“After swearing over and over that you’d stick to me through thick and thin! After vowing you’d never play on the team unless I did! I didn’t ask for all those promises, but you made them.”

“And I meant to keep them when I made them, Scott——honest I did. But Sterndale came and offered me my old position, and so——”

“You went back on your word and quit me.”

“No, I’ve not quit you; I’m still your friend.”

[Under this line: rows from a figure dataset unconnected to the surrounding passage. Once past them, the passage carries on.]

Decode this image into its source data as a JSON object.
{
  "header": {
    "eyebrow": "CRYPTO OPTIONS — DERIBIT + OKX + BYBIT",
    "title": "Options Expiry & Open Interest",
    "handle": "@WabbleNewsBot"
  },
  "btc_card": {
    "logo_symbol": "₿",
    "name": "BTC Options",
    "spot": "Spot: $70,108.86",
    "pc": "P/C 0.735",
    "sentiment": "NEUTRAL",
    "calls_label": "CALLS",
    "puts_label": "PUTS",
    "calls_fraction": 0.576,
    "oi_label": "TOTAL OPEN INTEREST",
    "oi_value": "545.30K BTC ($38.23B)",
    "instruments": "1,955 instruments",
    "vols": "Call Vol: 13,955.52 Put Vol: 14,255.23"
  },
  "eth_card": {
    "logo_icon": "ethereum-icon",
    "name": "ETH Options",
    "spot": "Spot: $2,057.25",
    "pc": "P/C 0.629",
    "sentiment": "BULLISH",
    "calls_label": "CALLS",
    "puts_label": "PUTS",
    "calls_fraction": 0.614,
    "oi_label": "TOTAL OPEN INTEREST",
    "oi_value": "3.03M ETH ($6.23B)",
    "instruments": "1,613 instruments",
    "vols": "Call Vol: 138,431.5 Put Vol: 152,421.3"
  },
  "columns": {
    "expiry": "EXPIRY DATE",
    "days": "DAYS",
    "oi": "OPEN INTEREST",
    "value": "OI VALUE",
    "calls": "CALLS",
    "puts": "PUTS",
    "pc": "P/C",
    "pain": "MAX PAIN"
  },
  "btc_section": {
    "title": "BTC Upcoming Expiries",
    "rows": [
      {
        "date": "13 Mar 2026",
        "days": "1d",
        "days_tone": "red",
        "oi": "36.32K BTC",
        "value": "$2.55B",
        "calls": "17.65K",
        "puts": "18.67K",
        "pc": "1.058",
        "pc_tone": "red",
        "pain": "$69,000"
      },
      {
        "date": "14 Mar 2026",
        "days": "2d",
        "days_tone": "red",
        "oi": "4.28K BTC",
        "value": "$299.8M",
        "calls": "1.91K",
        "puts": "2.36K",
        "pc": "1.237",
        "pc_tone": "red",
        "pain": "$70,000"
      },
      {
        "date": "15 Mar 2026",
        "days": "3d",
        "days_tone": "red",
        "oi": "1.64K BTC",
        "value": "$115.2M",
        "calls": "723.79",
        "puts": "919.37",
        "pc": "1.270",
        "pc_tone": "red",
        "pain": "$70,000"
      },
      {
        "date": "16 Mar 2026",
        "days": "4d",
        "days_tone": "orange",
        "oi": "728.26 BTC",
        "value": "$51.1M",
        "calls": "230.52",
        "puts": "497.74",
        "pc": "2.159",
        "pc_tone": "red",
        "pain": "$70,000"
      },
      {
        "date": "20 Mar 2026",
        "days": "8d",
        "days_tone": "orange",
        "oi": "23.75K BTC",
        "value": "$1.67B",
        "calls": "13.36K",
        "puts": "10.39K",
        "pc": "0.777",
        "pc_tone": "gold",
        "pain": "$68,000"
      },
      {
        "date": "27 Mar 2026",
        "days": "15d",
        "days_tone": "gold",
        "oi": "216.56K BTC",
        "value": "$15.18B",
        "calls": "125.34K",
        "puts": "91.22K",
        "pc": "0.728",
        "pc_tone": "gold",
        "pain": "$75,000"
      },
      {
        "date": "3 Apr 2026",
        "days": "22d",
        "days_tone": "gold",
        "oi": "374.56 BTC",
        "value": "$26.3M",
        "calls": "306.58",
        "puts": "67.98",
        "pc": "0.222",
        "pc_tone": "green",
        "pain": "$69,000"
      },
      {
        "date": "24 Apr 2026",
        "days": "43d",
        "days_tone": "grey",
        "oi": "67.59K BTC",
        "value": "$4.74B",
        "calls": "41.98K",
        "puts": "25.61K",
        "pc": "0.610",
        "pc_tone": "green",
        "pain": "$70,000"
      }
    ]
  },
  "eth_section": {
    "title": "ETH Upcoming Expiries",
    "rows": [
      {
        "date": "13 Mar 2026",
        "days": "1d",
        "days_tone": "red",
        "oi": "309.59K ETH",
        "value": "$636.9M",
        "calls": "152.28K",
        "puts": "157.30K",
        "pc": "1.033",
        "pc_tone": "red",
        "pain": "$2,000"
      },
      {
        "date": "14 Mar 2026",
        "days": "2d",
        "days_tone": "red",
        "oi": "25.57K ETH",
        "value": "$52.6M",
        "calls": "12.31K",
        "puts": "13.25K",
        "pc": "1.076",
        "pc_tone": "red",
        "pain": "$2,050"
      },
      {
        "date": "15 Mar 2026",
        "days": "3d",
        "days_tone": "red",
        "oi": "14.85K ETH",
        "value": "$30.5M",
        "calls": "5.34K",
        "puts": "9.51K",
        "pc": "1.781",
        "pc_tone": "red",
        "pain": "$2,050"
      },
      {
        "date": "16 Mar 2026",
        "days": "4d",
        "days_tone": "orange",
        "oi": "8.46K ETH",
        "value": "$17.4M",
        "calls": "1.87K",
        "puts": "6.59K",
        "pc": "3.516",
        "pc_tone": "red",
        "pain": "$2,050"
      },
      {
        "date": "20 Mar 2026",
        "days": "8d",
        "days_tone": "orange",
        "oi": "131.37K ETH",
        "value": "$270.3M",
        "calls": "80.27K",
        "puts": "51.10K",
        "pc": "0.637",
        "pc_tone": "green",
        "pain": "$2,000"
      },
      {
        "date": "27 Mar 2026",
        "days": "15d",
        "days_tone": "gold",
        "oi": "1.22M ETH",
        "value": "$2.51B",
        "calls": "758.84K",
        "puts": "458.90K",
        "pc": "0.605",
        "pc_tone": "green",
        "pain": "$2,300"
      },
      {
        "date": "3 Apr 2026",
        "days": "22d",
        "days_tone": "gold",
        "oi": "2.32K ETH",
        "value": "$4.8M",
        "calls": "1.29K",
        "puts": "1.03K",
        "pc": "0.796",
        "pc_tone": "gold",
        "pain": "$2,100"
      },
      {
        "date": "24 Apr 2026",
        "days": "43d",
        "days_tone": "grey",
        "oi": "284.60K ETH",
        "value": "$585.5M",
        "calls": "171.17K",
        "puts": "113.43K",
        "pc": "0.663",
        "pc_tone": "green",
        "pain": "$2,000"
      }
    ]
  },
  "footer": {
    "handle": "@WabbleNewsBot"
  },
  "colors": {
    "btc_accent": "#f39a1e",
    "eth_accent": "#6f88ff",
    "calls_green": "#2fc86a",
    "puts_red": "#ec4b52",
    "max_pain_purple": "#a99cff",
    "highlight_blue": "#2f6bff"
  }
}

“Bah!” cried Don, scornfully.

“I am!” palpitated Leon, eager to convince his companion. “I’ll prove it to you, too. You don’t think I went back because I want to help them win, do you?”

The doctor’s son did not speak, and Bentley hastened to go on:

“Not on your life! That wasn’t my little game. I went back because I can keep track of things better by standing in with the gang. I can watch Dolph Renwood, and I may get a good chance to give him a dig that will do him up. Can’t you see I’m liable to get a better chance at him now? I haven’t forgotten that he got Sterndale to drop me, and I’ll pay him back.”

“It’s a case of treachery on one side or the other,” declared Don. “If you’re not lying to me, you’ve gone back to betray the team, and so you’re a sneak, just the same.”

“Well, you beat anything!” gasped Leon, quite unable to understand the other youth. “You want to see them get it in the neck because Renwood is coaching them, and yet you turn up your nose at me when you think there is a chance that I may be able to give them the throw-down. What are you made of, anyhow?”